Still not believing his luck, he would work monstrously hard the first two months and earn himself a scholarship for the rest of the duration. “They never thought people from India could play at that level,” he recalls the mutual disbelief of his academy mates and coaches through 2013-4.

Prudhvi would also catch the eye of an American prep school coach in Barcelona where ex-NBA and D-Leaguers played the summers. “This US gig also started in Spain. The coach of Christian Life Centre, Houston, saw my game and liked it. It was all style and flashy,” he remembers how he crossed over the Atlantic in 2015. While Europe worked on his fundamentals, the Americans encouraged his flair. He would return in 2015 and head for the tryouts as IMG Reliance were scouting for that one promising talent that could be catapulted into the D League. Palpreet Singh would make the cut, but the judges including legend AC Greene would pull Prudhwi aside and tell him to also undergo strength-conditioning alongwith Palpreet.

“The tendency for anyone in the world is to pick a tall player and say ‘I can do something with this tall boy’. Every coach fancies his ability to make something out of a tall player. At 6 feet I knew I wasn’t going to catch anyone’s attention – there’s millions like me walking on the road. A 7-footer, even I’d drop everyone else and try and mould him, so don’t blame them. But they told me I should train as well,” he recalls his stint as a first-reserve.

He would miss India’s first league season, but begin to impress immediately after he debuted in the second with Mumbai Challengers. Having started as all-rounder (he really digs his fancy criss-crossing runs) and playing pivot in his younger years, Prudhvi had realised he’d end up a shooting point guard. But at 21, his self-awareness is admirable. He reckons it’ll take him 2-3 years to attain the desired IQ. “Coach Zoran likes how I push the ball and my quickness. But as guard, I’ll need to learn to control the whole offense and up my IQ,” he says.

At the Mumbai franchise, he would get to play with 2010 Asian Games star Jagdeep Singh. “His patience, confidence and poise is unbelievable.
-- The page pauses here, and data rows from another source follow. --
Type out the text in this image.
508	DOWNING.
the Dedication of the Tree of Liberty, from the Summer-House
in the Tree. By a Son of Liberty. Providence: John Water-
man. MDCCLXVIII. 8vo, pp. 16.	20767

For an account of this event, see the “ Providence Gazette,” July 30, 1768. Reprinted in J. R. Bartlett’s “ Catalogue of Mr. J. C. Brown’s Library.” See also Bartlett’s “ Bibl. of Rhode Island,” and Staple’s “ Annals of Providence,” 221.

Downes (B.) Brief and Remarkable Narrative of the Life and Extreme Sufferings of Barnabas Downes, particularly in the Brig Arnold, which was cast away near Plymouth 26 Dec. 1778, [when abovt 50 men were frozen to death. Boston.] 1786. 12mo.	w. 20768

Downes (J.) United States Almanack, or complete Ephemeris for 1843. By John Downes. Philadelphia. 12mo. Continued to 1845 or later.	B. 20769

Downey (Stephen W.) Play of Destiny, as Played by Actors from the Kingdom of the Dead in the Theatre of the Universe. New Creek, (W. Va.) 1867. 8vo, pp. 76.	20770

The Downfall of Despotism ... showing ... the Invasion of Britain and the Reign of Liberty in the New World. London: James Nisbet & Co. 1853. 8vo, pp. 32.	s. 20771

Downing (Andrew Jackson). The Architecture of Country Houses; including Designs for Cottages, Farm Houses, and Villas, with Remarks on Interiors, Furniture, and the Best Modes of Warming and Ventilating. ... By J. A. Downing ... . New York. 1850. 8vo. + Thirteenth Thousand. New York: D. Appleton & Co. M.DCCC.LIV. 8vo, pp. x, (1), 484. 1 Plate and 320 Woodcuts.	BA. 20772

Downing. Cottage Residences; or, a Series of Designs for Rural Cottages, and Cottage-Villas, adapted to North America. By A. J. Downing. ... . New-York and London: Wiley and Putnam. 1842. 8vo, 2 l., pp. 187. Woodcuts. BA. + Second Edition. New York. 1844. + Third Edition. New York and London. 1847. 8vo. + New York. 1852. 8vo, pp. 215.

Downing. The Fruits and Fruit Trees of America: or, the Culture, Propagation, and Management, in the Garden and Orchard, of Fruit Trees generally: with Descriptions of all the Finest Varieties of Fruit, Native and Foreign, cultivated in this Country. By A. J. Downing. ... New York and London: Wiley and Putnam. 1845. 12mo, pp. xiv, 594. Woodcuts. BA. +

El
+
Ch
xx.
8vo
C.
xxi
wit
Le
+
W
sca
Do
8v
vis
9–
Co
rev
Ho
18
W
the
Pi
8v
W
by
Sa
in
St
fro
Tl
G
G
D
I learnt a lot from him including that whenever you get a chance don’t take it for granted,” he adds.

As someone who comes from a non-hub of basketball Telangana, he reckons it’s been a wild journey leading up to this selection, after he played the William Jones tournament. “Telangana is usually fighting in the second division at Nationals. But I’m happy I could crack the Indian team and I’ll do my best in whatever chances I get,” says the hoopster not quite a Starting Five material yet. “I can’t believe it’s real,” he ends.